划船機氣壓坐墊對軀幹晃動與核心肌群之影響

Effects on trunk sway and core muscle activity when using a rowing machine with an air seat cushion

"緒論：划船是一項全身性且適合全民的健身運動。於划船機上添加不穩定表面或許可提高軀幹晃動並徵召更多的核心肌群以穩定身體姿勢，藉此促進動作控制與核心訓練。因此，本研究目的是要探討，於划船機上添加不同氣壓程度之坐墊對划船動作過程之軀幹晃動程度以及核心肌群活化的影響。方法：29位休閒運動者（14男、15女，23.1±7.8歲）隨機次序坐在三種坐墊氣壓（0、80、140mmHg）上，隨機進行三種划頻（18、30、36 strokes per minute [spm]）連續10下之划船運動。使用Delsys無線感測系統，分析第5-9下划船過程中，下背（L5）及上背（T1）在三軸方向的均方根角速度，以及腹直肌、腹外斜肌與豎脊肌之肌肉活化（EMGrms）。結果：經完全相依設計二因子變異數分析顯示，坐墊氣壓與划頻之間在各項依變數中皆無交互作用。坐墊主要效果顯示，拉槳期的下背水平（縱軸）與側向（矢狀軸）晃動在坐墊氣壓140mmHg時，顯著大於無氣壓坐墊（p＜.05）。上背晃動及所有核心肌群活化皆無隨坐墊氣壓顯著變化。划頻主要效果顯示，上、下背各軸向晃動在拉槳及回槳期皆隨划頻增加而顯著變大（18spm＜30spm＜36spm,p＜.05）；拉槳期所有肌肉及回槳期腹直肌活化，在划頻36spm及30spm皆顯著大於18spm（p＜.05）。結論：坐在氣壓坐墊上進行划船機運動時，可增加拉槳動作時下背的晃動，但其坐墊不穩定的程度不致於引起更多核心肌群的活化以維持平衡。相較於坐墊的影響，隨著划頻的增加，軀幹的晃動與核心肌肉活化會隨之提高，可做為調整划船運動對核心肌群負荷的控制因子。"

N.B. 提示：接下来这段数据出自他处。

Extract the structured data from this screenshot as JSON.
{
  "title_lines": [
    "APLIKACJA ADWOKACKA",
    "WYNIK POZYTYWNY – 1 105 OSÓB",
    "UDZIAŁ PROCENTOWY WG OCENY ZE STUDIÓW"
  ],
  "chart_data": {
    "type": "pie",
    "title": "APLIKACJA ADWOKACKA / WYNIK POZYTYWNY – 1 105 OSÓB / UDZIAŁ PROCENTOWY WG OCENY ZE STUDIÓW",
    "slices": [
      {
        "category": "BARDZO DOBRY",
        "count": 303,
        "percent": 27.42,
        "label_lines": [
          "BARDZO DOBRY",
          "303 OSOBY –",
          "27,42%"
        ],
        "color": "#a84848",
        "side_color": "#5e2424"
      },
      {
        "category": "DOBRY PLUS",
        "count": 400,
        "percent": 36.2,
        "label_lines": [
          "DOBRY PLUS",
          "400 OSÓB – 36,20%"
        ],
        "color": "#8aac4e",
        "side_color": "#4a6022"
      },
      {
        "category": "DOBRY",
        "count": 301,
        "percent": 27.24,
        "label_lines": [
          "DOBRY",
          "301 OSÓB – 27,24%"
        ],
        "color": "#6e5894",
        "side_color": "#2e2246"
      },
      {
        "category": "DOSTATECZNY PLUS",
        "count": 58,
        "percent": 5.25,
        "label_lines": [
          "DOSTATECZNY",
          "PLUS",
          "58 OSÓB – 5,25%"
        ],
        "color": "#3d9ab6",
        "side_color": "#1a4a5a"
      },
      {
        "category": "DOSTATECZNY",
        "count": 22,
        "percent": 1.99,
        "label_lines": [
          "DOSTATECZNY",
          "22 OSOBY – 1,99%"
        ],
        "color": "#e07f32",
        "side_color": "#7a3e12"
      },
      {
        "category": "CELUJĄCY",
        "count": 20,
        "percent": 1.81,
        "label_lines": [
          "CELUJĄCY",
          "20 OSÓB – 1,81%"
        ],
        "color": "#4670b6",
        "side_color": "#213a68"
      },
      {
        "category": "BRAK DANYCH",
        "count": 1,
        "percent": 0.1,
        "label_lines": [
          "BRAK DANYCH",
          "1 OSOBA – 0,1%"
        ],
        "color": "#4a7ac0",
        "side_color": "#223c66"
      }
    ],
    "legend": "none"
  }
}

Introduction: Rowing is a whole-body exercise that is suitable for the general public. Adding an unstable surface to the rowing machine could increase trunk sway, resulting in increased core muscle activity to maintain body posture, promoting enhanced postural control and core training. Therefore, the purpose of this study was to investigate the effects of seats with different air pressures on trunk sway and core muscle activity during rowing machine use. Methods: Twenty-nine individuals who engage in recreational exercise (14 men, 15 women, mean age: 23.1 ± 7.8 years) were randomly assigned to three seat cushion conditions (0, 80, 140 mmHg air pressure) and performed ten strokes with three frequencies (18, 30, and 36 strokes per minute [spm]) in random order. The Delsys Trigno wireless sensing system was used to measure the root-mean-square angular velocity in three axis directions in the upper back (L5) and lower back (T1), as well as the muscle activity (EMGrms) of the rectus abdominis, external oblique, and erector spinae muscles. Results: The results, analyzed by two-way repeated-measures analysis of variance (ANOVA), showed no interaction effect between the seat cushion air pressure and stroke frequency conditions. A main effect of seat cushion was identified for horizontal (longitudinal axis) and lateral (sagittal axis) sway of the lower back, with significantly larger sway during the pull phase for the seat cushion with 140 mmHg pressure compared with 0 mmHg pressure (p <.05). Upper back sway and core muscle activity showed no change with different seat cushion air pressure levels. A main effect of stroke frequency was identified for the sway in the upper and lower back, which increased with stroke frequency (18 spm < 30 spm < 36 spm) during both the pull and return phases (p <.05). The muscle activity observed in all monitored muscles during the pull phase and the rectus abdominis during the return phase was increased during stroke frequencies of 36 spm and 30 spm compared with those at 18 spm (p <.05). Conclusion: Sitting on an air seat cushion to perform rowing machine exercises increased lower back sway during the pull phase, but the unstable seat cushion did not result in increased core muscle activity to maintain balance. Compared with the effects of the seat cushion, trunk sway and core muscle activity were more strongly affected by stroke frequency, which can be used to adjust the load on core muscles as a controlling factor.